Typically defined as those born between 1995 and 2012 (and thus between the ages of 11 and 28), Gen Z or “Zoomers” were recorded as being roughly just above 50% white. Identifying direct comparisons in the data presented in the report is difficult, since the age cohorts recorded by the Census Bureau don’t perfectly line up with the informal “Generation” definitions.
Among the younger age cohorts, the Latino population steadily increases as well as those identifying with two or more races, while the Black population stays about the same and the Asian population decreases slightly.
For the moment, however, the white population remains in a firm majority, with the 2020 census reporting that 71% of the country self-identified as white or part-white, while 61.6% self-identified as only white.
Still, even those numbers are down significantly from the 2010 census, when over 72% of the population described themselves a white alone.
The report also highlights how the US population is steadily aging, with the median age being 38.9 years old - the highest it’s ever been. Meanwhile, the birth rate has continued to decline at 1.64 births per mother. Much of the nation’s population growth has been through immigration, particularly by younger immigrants from Latin America. Among the US Hispanic population, the median age is just 31, while for non-Hispanic white people it is 43, according to the Census Bureau.

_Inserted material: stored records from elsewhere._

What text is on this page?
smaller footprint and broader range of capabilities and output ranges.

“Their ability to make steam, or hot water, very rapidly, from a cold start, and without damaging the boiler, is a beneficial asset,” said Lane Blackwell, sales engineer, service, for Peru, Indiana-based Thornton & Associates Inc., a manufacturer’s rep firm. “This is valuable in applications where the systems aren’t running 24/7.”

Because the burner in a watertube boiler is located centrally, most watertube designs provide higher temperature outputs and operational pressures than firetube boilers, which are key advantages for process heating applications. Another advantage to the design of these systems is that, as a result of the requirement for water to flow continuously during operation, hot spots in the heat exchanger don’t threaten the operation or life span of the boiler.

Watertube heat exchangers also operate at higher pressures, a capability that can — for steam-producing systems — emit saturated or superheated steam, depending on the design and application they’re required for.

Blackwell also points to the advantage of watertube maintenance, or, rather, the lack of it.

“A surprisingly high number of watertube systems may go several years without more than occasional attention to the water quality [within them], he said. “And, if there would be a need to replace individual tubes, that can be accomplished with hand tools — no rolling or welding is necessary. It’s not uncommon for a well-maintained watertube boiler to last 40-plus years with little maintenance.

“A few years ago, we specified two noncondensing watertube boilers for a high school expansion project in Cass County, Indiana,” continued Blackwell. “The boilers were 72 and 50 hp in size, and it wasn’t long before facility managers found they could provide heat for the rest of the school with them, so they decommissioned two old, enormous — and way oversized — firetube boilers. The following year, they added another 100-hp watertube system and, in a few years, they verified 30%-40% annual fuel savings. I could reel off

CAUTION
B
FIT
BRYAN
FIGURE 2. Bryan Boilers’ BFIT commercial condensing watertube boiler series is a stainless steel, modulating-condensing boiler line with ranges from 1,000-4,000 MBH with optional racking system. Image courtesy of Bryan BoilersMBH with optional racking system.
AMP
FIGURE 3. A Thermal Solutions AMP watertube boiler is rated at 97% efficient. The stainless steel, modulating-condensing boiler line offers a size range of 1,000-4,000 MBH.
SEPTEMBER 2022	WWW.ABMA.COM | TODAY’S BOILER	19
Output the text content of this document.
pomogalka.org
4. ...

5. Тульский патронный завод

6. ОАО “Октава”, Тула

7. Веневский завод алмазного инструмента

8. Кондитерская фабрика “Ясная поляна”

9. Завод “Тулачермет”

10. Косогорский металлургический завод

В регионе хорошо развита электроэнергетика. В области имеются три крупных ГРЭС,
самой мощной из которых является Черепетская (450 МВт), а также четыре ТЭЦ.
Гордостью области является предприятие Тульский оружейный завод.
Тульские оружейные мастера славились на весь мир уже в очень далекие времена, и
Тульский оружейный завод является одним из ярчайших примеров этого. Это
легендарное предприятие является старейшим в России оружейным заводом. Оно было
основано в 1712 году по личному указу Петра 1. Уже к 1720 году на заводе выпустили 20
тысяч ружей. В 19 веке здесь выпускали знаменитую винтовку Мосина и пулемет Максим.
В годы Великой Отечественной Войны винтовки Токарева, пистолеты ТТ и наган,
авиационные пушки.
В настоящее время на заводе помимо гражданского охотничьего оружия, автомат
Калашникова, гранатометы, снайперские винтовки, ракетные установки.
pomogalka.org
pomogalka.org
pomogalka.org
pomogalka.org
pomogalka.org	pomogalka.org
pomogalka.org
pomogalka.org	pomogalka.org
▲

The shift is likely to have major impacts on the nation’s self-image as well as how it reckons with its past. Nationwide demonstrations in 2020 that were initially sparked by fury over police violence by white officers against black citizens also grew to include demands for the removal of statues and honorary names for social institutions that critics said glorified the Confederacy, a separatist movement from the mid-19th century that attempted to declare independence in order to preserve the enslavement of black people to work on white-owned plantations. The Confederacy failed and slavery was abolished, but decades of racist “Jim Crow” laws nonetheless followed, only being discarded after mass demonstrations rocked the country a century later, in the 1950s and 60s.